System pozwala wszystkim przyjezdzac, po czym nie daje tym ludziom szans na nic. Trzeba przyjechac nielegalnie, bez dokumentow, bez wyksztalcenia, wtedy dostaje sie wszystko.
A w moim miescie powstalo przez ostatnie 3 lata bardzo duzo fryzjerow meskich, gdzie pracuje wielu emigrantow i robia bardzo dobra robote, za duzo nizsze stawki, niz sobie zycza niemieckie salony - cena za meskie ciecie ponad polowe nizsza.
Co do poczucia bezpieczenstwa, nie wiem, nasze miasto nie jest duze, raczej jest w miare bezpieczne. Nie zauwaza sie ani nie czyta o jakis nasilonych akcjach prowokowanych przez emigrantow. Mysle, ze w duzych miastach jest duzo gorzej, bo tam ciagnie wszystkich cwaniakow. Tu tak naprawde zostaja ludzie, ktorzy chca tu byc.

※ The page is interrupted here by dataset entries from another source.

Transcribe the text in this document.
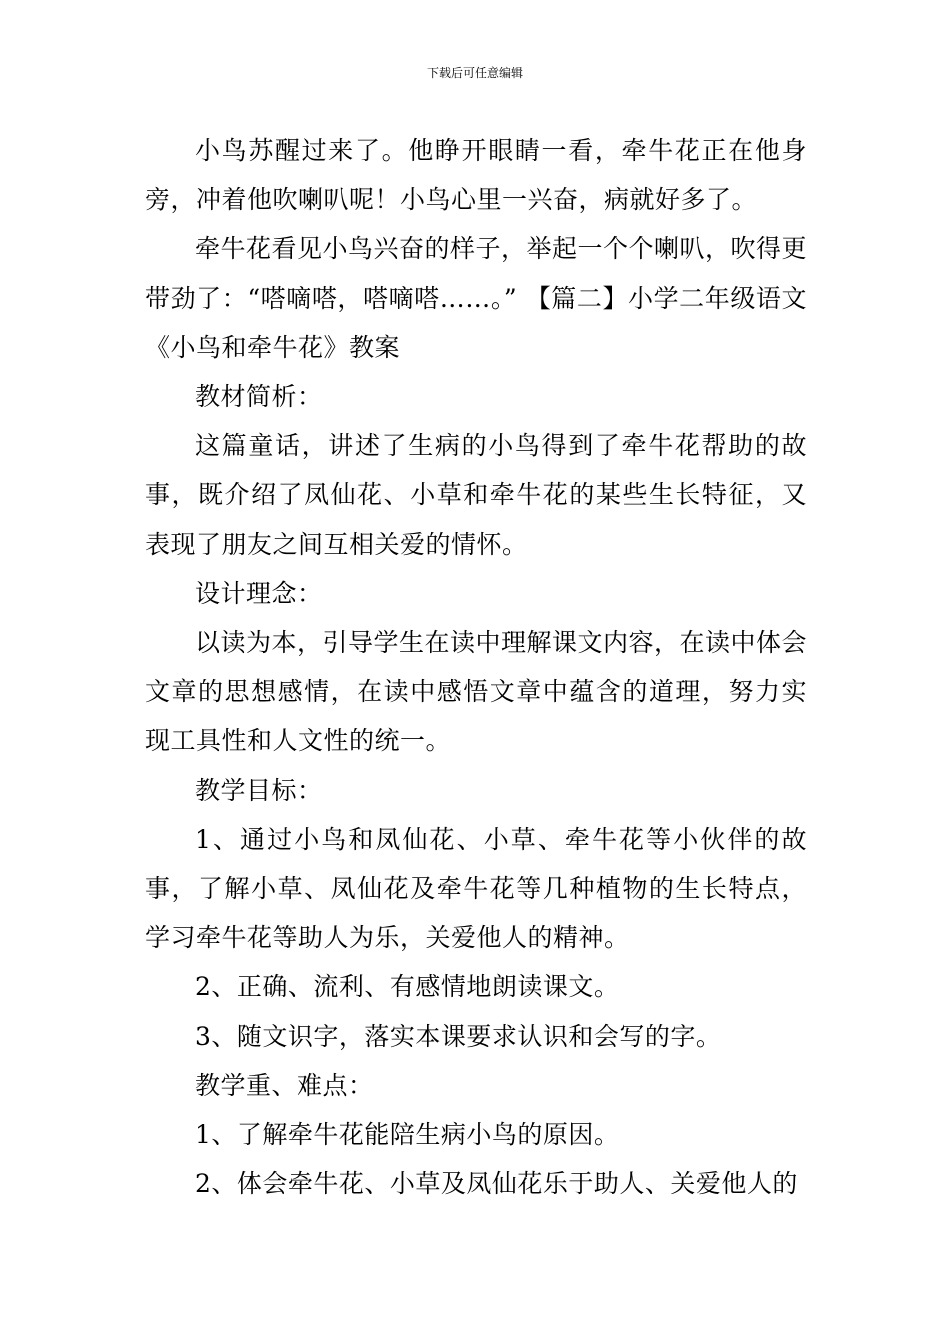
下载后可任意编辑

小鸟苏醒过来了。他睁开眼睛一看，牵牛花正在他身旁，冲着他吹喇叭呢！小鸟心里一兴奋，病就好多了。

牵牛花看见小鸟兴奋的样子，举起一个个喇叭，吹得更带劲了：“嗒嘀嗒，嗒嘀嗒……。” 【篇二】小学二年级语文《小鸟和牵牛花》教案

教材简析：

这篇童话，讲述了生病的小鸟得到了牵牛花帮助的故事，既介绍了凤仙花、小草和牵牛花的某些生长特征，又表现了朋友之间互相关爱的情怀。

设计理念：

以读为本，引导学生在读中理解课文内容，在读中体会文章的思想感情，在读中感悟文章中蕴含的道理，努力实现工具性和人文性的统一。

教学目标：

1、通过小鸟和凤仙花、小草、牵牛花等小伙伴的故事，了解小草、凤仙花及牵牛花等几种植物的生长特点，学习牵牛花等助人为乐，关爱他人的精神。

2、正确、流利、有感情地朗读课文。

3、随文识字，落实本课要求认识和会写的字。

教学重、难点：

1、了解牵牛花能陪生病小鸟的原因。

2、体会牵牛花、小草及凤仙花乐于助人、关爱他人的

to chyba zależy od regionu. U mnie w firmy pełno emigrantów wszelkiej maści nawet się zdarzają bez znajomości angielskiego już nie mówiąc i niemieckim. Niemców po prostu jest za mało .

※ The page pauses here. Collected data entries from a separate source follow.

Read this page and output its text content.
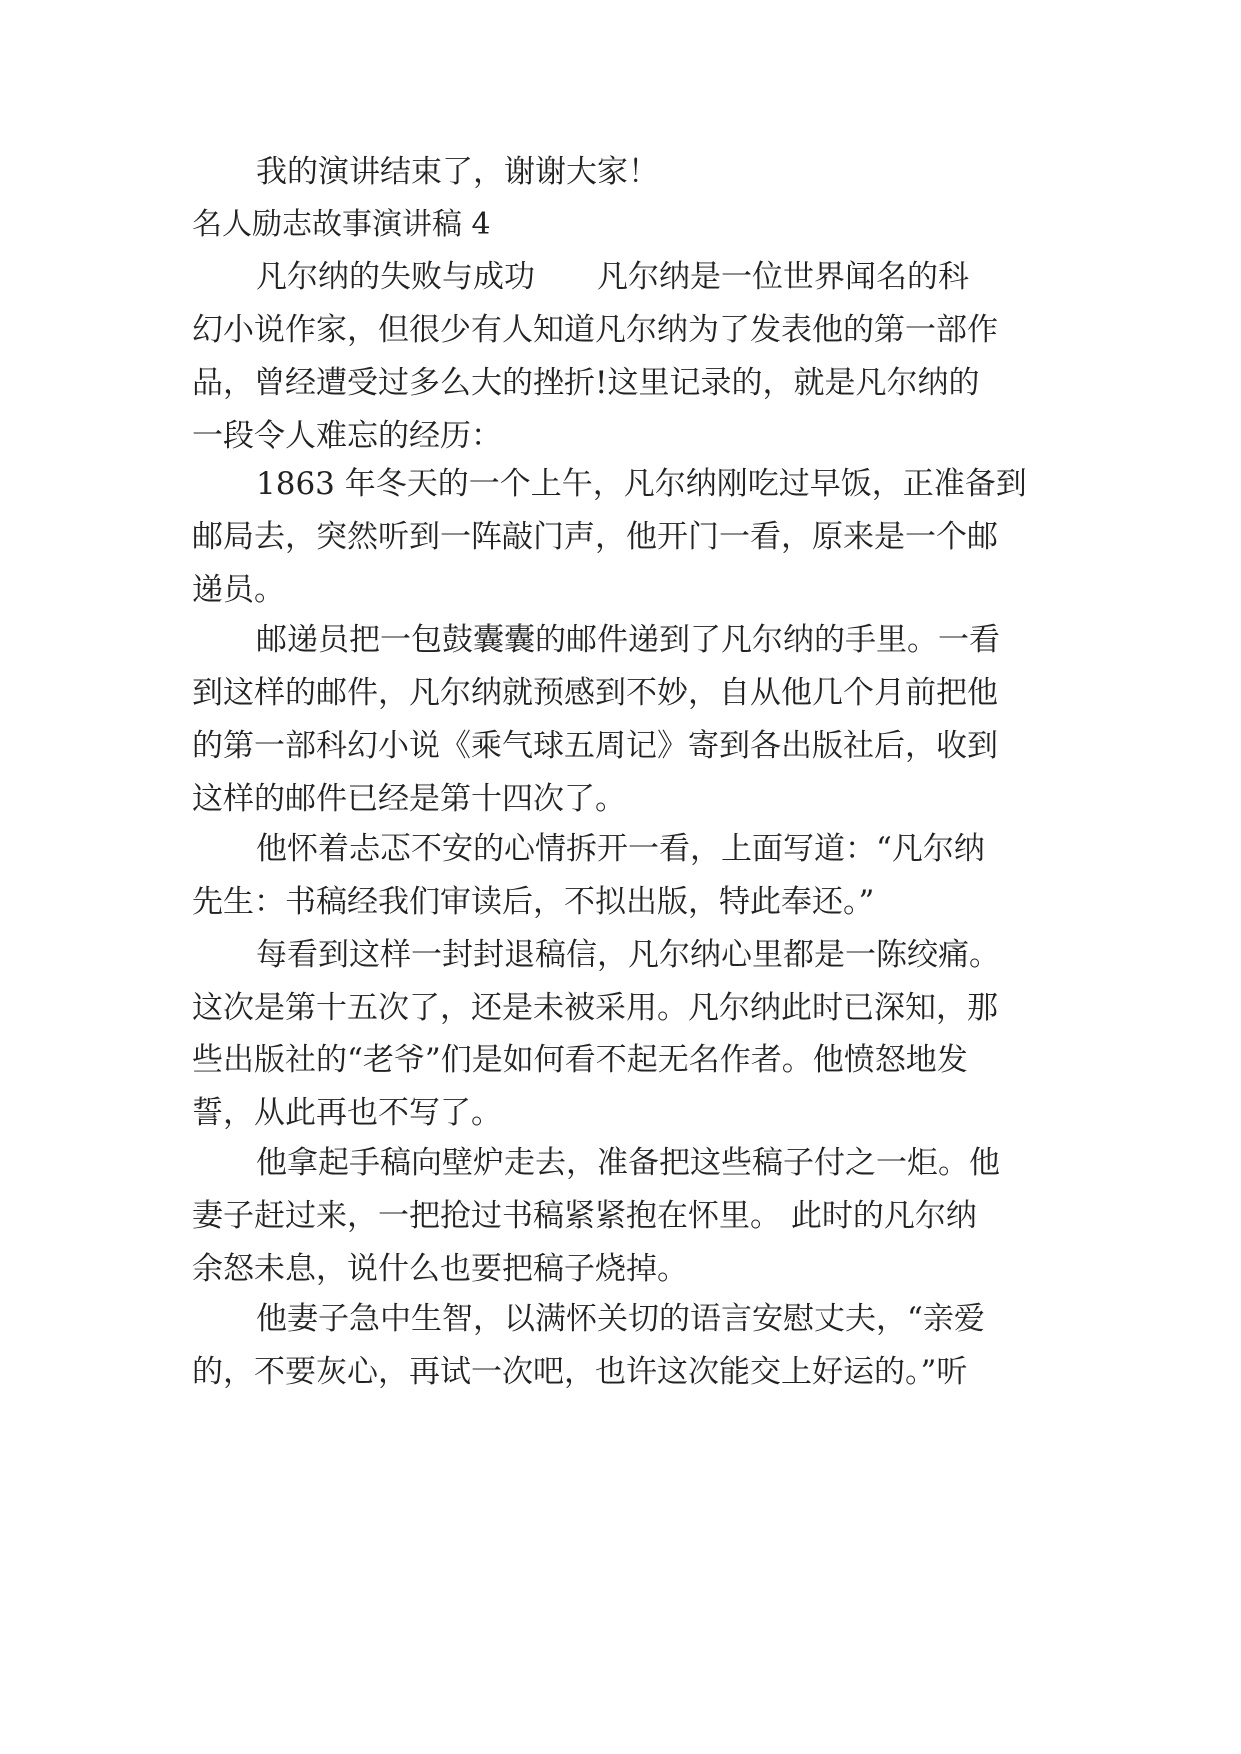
我的演讲结束了，谢谢大家！
名人励志故事演讲稿 4
凡尔纳的失败与成功　　凡尔纳是一位世界闻名的科
幻小说作家，但很少有人知道凡尔纳为了发表他的第一部作
品，曾经遭受过多么大的挫折!这里记录的，就是凡尔纳的
一段令人难忘的经历：
1863 年冬天的一个上午，凡尔纳刚吃过早饭，正准备到
邮局去，突然听到一阵敲门声，他开门一看，原来是一个邮
递员。
邮递员把一包鼓囊囊的邮件递到了凡尔纳的手里。一看
到这样的邮件，凡尔纳就预感到不妙，自从他几个月前把他
的第一部科幻小说《乘气球五周记》寄到各出版社后，收到
这样的邮件已经是第十四次了。
他怀着忐忑不安的心情拆开一看，上面写道：“凡尔纳
先生：书稿经我们审读后，不拟出版，特此奉还。”
每看到这样一封封退稿信，凡尔纳心里都是一陈绞痛。
这次是第十五次了，还是未被采用。凡尔纳此时已深知，那
些出版社的“老爷”们是如何看不起无名作者。他愤怒地发
誓，从此再也不写了。
他拿起手稿向壁炉走去，准备把这些稿子付之一炬。他
妻子赶过来，一把抢过书稿紧紧抱在怀里。 此时的凡尔纳
余怒未息，说什么也要把稿子烧掉。
他妻子急中生智，以满怀关切的语言安慰丈夫，“亲爱
的，不要灰心，再试一次吧，也许这次能交上好运的。”听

tja, i pewnie większość obcokrajowców pracuje zdecydowanie poniżej swoich kwalifikacji. U nas na produkcji większość dziewczyn ma studia wyższe. Ale tak jak napisała Cancri, uznanie obcej szkoły to nie jest takie hop siup, szczególnie, gdy ktoś kończył coś związanego z ogólnie rozumianą "papierologią".
A Niemców nie jest mało, oj nie, tylko jeśli mają skończoną jakaś szkole, to szukają pracy w zawodzie i nie pójdą harować byle gdzie, bo ten naród jednak ma inną mentalność niż nasza.
well... Wiele miasteczek się wyludnia. Tak samo zresztą jak w Polsce. Czasem w takich miejscach, jedyni młodzi ludzie, których widać, to imigranci, a raczej uchodźcy. Co też zresztą rodzi problemy, ponieważ w takich miejscach często brakuje sensownej pracy.
14 lipca 2024, 20:49
nie, żyje długo za granicą i nie żałuję ani dnia. Nie zamierzam też wrócić do Polski i czuję się bardzo bezpiecznie.oby tak pozostało.